Annie and her mother began to wonder how such an abundance of good things as poured in upon them could ever be disposed of.
Breakfast had scarcely been cleared away on the morning of the appointed day, when Tom and Katie came trotting to the door in their light wagon. They had scarcely alighted when Uncle John arrived, driving up with his wife and children. "Only just ahead of us, Tom!" he cried, as he jumped out, and ran up the steps to kiss Annie. "Bless you, my girl!"
"I am so glad you are all come," said Annie, with a smiling, blushing face. "Mother is so busy, and wishing so for Aunt Abby and Katie!"
"Aye, they're two good ones for setting things to rights!" cried Uncle John; "but I say, Annie, we met a party of red ladies and gentlemen coming here."
"What do you mean, uncle?"
"Why, half a dozen Indians, with their squaws and papooses are on the road, and I told them to stop here, and I would trade with them—so get something for them to eat, will you?"
The travellers soon made their appearance; a strange-looking set of red-skinned, black-eyed Indians, wrapped in dirty, many-colored blankets. The men were hard-featured, and degraded in their bearing, not at all resembling the description we have received of their warlike ancestors, before the fatal "fire water," as they call rum, had become known to them; but some of the women had a soft, melancholy expression of countenance, which was very pleasing. They carried their babies, which were bandaged from head to foot, so that they could not move a limb, in a kind of pouch behind; the little dark faces peeped over the mothers' shoulders, and looked contented and happy.
The party stopped at the gate, and all the family went out to inspect the articles of their own manufacture, which the Indians humbly offered for sale. These consisted of baskets ornamented with porcupine quills, moccasins of deer-skin, and boxes of birch bark. Mrs. Lee's and Aunt Abby's heart bled for the way-worn looking mothers and their patient babes; they relieved their feelings, however, by making them eat as much as they would. Uncle John and Tom were glad to buy some of the pretty toys for wedding presents, and after an hour's stay the party resumed their march.

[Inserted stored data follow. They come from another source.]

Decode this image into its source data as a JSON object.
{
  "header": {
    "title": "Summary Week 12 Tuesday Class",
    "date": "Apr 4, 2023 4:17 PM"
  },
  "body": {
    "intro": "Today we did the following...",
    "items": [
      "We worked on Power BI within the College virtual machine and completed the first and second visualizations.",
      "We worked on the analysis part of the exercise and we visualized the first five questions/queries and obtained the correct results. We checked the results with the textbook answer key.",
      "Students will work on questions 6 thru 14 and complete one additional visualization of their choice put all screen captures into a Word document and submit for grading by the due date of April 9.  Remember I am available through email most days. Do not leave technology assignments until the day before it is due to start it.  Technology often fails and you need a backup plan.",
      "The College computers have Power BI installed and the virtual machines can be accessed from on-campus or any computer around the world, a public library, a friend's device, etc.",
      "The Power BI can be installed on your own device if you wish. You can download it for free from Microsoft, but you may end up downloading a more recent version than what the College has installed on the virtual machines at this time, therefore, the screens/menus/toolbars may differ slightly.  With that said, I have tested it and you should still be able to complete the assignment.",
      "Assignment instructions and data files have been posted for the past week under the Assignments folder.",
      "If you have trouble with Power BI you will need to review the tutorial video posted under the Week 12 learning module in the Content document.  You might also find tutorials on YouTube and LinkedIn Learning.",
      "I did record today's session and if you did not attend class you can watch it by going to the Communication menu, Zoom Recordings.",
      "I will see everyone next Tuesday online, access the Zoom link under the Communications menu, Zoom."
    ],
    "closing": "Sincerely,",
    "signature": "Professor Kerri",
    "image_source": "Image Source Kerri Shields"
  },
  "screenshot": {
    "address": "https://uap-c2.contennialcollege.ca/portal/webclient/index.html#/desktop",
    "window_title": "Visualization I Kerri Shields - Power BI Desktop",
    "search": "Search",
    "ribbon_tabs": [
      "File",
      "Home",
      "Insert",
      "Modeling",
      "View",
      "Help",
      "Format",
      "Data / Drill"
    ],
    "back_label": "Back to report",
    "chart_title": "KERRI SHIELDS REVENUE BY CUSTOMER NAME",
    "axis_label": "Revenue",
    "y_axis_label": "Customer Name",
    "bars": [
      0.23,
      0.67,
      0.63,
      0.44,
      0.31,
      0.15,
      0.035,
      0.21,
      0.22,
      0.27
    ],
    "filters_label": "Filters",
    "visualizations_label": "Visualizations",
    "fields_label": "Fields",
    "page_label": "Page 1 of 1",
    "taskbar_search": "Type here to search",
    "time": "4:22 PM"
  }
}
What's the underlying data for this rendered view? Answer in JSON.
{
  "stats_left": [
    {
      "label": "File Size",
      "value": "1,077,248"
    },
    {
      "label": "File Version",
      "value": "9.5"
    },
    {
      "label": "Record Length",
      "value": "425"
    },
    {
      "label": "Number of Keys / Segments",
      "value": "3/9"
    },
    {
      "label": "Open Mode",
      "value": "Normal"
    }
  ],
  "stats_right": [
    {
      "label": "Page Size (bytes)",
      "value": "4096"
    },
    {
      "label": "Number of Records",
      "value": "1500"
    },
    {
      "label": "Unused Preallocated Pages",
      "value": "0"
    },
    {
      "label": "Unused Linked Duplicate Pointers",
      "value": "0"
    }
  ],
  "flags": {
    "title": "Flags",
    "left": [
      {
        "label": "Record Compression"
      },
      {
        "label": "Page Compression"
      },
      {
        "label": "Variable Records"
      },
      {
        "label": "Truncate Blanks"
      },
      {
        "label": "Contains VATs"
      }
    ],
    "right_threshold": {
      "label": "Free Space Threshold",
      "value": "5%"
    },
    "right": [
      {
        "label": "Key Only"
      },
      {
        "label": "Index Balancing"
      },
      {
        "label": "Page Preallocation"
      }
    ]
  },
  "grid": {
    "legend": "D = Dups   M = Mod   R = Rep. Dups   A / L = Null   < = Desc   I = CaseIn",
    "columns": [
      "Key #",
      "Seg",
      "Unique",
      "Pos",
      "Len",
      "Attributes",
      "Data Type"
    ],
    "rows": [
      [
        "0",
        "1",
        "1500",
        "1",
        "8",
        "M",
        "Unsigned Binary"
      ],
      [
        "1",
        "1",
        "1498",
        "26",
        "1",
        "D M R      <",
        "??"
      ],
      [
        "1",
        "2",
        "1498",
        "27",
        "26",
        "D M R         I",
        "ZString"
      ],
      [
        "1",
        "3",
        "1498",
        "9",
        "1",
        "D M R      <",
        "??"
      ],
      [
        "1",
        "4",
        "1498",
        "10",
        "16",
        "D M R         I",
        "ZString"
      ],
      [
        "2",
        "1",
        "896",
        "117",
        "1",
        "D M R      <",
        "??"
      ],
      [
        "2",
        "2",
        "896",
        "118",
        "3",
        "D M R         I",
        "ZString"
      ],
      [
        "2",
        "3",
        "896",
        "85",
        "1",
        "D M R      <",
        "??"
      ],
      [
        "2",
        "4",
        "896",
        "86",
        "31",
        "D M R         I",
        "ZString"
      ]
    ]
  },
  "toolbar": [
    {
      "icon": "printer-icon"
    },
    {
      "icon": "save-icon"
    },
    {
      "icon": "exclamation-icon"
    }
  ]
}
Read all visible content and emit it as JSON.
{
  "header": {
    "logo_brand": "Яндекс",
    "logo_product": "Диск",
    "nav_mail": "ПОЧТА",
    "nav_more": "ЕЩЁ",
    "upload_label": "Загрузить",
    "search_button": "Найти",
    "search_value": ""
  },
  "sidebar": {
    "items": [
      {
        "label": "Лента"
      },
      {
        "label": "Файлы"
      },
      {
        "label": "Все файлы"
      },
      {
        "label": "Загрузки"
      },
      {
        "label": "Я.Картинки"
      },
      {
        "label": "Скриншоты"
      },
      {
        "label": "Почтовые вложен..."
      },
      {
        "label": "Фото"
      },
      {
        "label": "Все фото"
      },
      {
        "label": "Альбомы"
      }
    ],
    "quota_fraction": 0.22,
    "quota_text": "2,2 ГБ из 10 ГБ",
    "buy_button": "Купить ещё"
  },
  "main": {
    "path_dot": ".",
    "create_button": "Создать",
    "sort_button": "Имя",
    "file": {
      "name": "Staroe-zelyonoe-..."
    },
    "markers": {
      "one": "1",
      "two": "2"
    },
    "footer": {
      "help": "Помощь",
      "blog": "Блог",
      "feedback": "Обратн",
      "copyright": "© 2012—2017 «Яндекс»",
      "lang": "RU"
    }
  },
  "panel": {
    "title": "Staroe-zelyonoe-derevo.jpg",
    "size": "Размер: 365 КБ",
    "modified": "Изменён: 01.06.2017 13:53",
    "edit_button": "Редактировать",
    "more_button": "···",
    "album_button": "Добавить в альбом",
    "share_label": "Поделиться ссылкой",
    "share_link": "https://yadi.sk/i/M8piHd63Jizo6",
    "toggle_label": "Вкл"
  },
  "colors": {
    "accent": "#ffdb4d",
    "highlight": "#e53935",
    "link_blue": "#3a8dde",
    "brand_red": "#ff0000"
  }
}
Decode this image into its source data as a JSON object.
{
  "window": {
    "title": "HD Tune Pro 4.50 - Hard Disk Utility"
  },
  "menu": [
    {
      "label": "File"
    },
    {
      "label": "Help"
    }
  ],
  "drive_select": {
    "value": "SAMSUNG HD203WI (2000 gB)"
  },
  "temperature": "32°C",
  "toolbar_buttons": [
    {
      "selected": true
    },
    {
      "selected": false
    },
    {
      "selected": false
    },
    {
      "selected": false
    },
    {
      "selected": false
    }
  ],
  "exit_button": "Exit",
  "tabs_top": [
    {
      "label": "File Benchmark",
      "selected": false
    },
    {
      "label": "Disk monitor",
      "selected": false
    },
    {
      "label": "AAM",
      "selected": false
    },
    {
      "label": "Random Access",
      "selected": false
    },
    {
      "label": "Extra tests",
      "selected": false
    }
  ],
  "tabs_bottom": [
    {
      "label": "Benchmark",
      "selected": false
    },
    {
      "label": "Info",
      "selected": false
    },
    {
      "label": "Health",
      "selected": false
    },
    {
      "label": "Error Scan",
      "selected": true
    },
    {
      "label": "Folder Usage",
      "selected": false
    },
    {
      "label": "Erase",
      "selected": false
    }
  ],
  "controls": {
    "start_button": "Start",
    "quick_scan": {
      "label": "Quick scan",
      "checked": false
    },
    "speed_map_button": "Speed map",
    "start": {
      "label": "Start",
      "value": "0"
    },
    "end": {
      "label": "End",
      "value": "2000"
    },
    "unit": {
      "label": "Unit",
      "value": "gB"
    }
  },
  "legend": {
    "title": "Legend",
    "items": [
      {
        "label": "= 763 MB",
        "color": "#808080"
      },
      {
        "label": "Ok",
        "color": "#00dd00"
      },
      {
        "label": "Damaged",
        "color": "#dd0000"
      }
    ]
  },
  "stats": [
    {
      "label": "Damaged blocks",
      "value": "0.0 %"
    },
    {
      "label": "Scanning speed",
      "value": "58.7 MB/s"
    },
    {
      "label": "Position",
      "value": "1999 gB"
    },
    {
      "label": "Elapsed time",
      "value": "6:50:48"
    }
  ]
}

"Those Indians always make me feel sad," remarked Uncle John when they were gone; "a poor disinherited race they are,—homeless in the broad land which once belonged to their fathers!"
"It is a melancholy thought at first, certainly," replied Mr. Lee; "but if you reflect awhile you will find consolation. There are many towns which were founded by persons still living, whose inhabitants already outnumber all the hunter tribes which once possessed the forest; and surely the industry of civilization is to be preferred to the wild rule of the savage!"